Nullification as a doctrine for US States that had been created by the Constitution was impeccably wrong. However, an argument can be made that another factor—the incorporation of States that had briefly been republics, such as Vermont, California or Texas—complicated the argument that nullification was completely wrong. A third strand—that it was right for those States which had been in existence before the 1787 regime—was dealt with head-on by Lincoln in his first inaugural, who argued that those States had set aside their capacity to nullify and interpose by joining a perpetual Union with a supremacy clause, and that constitutional amendment was the only proper way to proceed.

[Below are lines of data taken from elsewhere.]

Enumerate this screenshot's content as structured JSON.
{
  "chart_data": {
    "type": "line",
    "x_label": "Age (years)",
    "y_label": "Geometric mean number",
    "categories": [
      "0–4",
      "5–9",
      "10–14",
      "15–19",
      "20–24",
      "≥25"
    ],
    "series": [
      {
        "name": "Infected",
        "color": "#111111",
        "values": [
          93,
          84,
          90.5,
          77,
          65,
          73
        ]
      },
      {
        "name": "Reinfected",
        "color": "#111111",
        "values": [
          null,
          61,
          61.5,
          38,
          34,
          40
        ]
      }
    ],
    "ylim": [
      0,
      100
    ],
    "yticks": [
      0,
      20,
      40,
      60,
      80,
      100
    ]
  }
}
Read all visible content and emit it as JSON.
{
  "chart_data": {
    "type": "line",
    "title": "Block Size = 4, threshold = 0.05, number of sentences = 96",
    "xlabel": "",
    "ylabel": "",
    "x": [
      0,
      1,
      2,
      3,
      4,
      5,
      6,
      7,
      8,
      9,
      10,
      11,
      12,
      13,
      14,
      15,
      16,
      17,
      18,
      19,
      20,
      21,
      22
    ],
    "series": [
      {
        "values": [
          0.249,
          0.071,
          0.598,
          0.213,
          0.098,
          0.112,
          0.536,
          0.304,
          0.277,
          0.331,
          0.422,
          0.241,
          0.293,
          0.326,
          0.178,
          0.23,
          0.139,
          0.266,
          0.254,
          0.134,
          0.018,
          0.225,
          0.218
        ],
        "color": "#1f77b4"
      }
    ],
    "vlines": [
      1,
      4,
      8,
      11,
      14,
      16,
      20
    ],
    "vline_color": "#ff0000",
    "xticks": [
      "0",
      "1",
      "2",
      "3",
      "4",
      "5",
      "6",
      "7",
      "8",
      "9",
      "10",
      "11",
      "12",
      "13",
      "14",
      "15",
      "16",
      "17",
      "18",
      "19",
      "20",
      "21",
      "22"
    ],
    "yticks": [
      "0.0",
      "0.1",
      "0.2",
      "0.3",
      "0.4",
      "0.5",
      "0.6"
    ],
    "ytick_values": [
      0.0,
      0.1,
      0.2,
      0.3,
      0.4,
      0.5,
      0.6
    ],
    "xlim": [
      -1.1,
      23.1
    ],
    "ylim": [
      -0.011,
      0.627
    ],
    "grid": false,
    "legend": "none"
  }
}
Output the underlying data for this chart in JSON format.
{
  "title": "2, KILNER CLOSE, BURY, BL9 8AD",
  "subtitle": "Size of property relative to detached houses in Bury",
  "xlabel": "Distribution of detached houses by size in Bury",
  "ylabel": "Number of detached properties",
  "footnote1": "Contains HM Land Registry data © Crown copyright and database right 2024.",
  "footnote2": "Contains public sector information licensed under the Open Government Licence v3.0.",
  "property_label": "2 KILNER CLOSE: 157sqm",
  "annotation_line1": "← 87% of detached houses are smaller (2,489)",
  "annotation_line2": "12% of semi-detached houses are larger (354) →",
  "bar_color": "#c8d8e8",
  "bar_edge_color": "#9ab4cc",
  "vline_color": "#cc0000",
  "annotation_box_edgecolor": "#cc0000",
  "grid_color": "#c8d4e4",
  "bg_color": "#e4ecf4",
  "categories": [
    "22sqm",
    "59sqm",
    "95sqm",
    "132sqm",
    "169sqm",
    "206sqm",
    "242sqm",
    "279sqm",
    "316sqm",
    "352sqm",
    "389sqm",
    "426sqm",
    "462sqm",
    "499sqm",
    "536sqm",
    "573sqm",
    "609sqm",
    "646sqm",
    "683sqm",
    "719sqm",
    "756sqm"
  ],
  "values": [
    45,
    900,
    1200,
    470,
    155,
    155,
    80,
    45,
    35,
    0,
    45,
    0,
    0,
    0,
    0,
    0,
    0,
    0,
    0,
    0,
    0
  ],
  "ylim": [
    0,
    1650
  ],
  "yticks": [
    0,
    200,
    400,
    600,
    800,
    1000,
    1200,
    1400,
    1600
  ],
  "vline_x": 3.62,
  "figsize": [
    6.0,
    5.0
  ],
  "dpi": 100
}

It is hard to imagine that nullification could not have emerged as a doctrine from the anti-federalist and Jeffersonian reading of the constitution, but equally hard to argue that it was inevitably predicated on a North-South division. Even secession could be legal, for instance; West Virginia seceded legally from Virginia at the height of the Civil War. The problem was that nullification, when added to territorial expansion, slavery, and sectionalist fears of a strong, urban, and immigrant-based North, encouraged a train of logic which led to the rejection of Madison’s idea of compromise and an isolating determination to oppose the local with the national State. Nullification was thus a corridor with ultimate doors that could encourage those who wanted out of the Union to think that there was a serious and easy path beyond Article V. What it failed to do, and this is its significance, is to understand that it was not the people of a state, but the federal government, which held the keys to all the locks in the corridor.